Some media houses have breached code
- monitoring team finds


Guyana Chronicle
January 23, 2001


A TEAM monitoring the media in the run-up to the scheduled March 19 general elections has found that some agencies have breached the code of conduct, Guyana Elections Commission (GECOM) Chairman, Major General Joe Singh reported yesterday.

He received the first of a series of reports from Mr Robert Norris, Media Monitoring Advisor.

Singh also got the report of a field test survey of the National Register of Registrants which formed the base of the Preliminary Voters List and was told the voter registration could not be out by more than five per cent.

Norris, at a ceremony at the commission's office in Georgetown, said the report came from monitoring five television stations, the two daily newspapers and the radio station over two weeks.

"It is our attempt to see what kind of information our voters are getting," he said.

He said this first report "is not meant to make any real judgements about the adequacy of how the media really operates but to serve as a benchmark to illustrate some of the things we will be looking at in the future and we will be sharing this information with refereeing panels."

The report was not immediately available.

But Singh said the document refers to some recent media reports which are "clearly in breach of the Code of Conduct".

"While we are not empowered at this point to impose any sanctions, we expect that when the independent Media Monitoring Panel...is established on February 1, the commission will be forwarding to that...panel any instances or incidents that we feel have crossed the line and are in breach of the media code of conduct", he said.

Singh noted the importance of the document saying, "it is extremely useful and timely at this current period."

"We will be sharing this not only with members of the commission but also those media houses that have subscribed to the media code of conduct," he said.

"The objective here is to give them an insight into what we have been able to complete over the period that the report has been written in the hope that they will be objective in their pursuit of the truth...," Singh explained.

He received the field test survey report on the NRR from Mr T. Earle, a former Commissioner of the Lands and Surveys Department.

"If the recommendations contained in this report are carried out...your field exercise in terms of registration can't be out by more than five per cent", Earle told Singh.
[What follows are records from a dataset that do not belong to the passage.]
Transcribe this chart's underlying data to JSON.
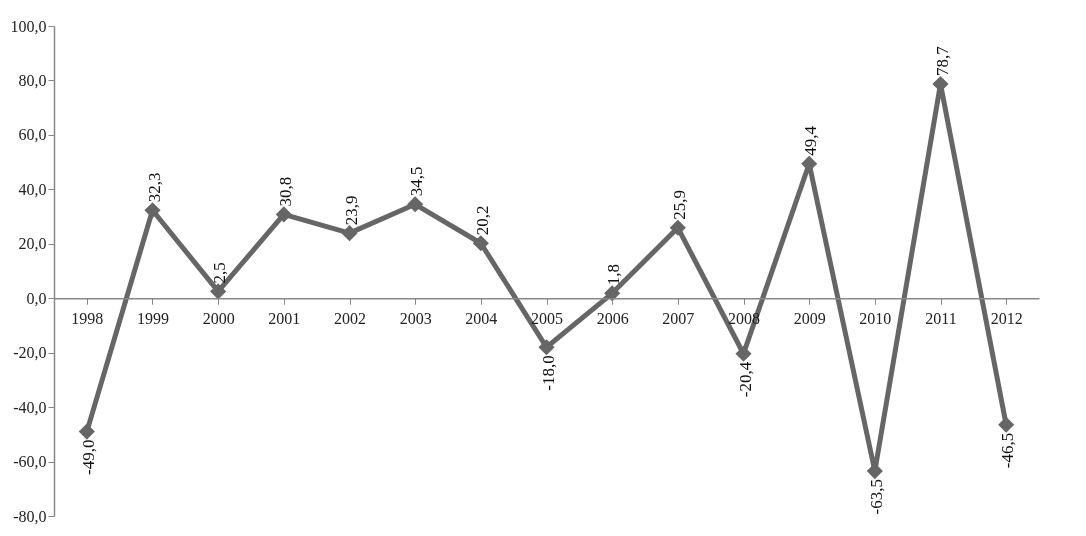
{
  "chart_data": {
    "type": "line",
    "categories": [
      "1998",
      "1999",
      "2000",
      "2001",
      "2002",
      "2003",
      "2004",
      "2005",
      "2006",
      "2007",
      "2008",
      "2009",
      "2010",
      "2011",
      "2012"
    ],
    "series": [
      {
        "color": "#666666",
        "values": [
          -49.0,
          32.3,
          2.5,
          30.8,
          23.9,
          34.5,
          20.2,
          -18.0,
          1.8,
          25.9,
          -20.4,
          49.4,
          -63.5,
          78.7,
          -46.5
        ],
        "value_labels": [
          "-49,0",
          "32,3",
          "2,5",
          "30,8",
          "23,9",
          "34,5",
          "20,2",
          "-18,0",
          "1,8",
          "25,9",
          "-20,4",
          "49,4",
          "-63,5",
          "78,7",
          "-46,5"
        ]
      }
    ],
    "ylim": [
      -80,
      100
    ],
    "yticks": [
      {
        "value": -80,
        "label": "-80,0"
      },
      {
        "value": -60,
        "label": "-60,0"
      },
      {
        "value": -40,
        "label": "-40,0"
      },
      {
        "value": -20,
        "label": "-20,0"
      },
      {
        "value": 0,
        "label": "0,0"
      },
      {
        "value": 20,
        "label": "20,0"
      },
      {
        "value": 40,
        "label": "40,0"
      },
      {
        "value": 60,
        "label": "60,0"
      },
      {
        "value": 80,
        "label": "80,0"
      },
      {
        "value": 100,
        "label": "100,0"
      }
    ],
    "grid": false,
    "marker": "diamond",
    "line_style": "solid"
  }
}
"I have found that from the test carried out, our survey accuracy is on a 95 per cent confidence band."

"I am sure that from the figures we have presented here, your field exercise in terms of registration cannot be out by five per cent...I bet my bottom dollar, because of the precautions we took and the accuracy with which we have designed the exercise...," he declared.

Earle also said that he had enough samples to adequately complete the accuracy of the NRR.

He was in October last year commissioned by GECOM to do a field test of the NRR and said the report was completed last month.

Singh said the Final Voters List is due out in about another week.

Also at the handing-over were members of the Elections Commission who each received copies of the reports.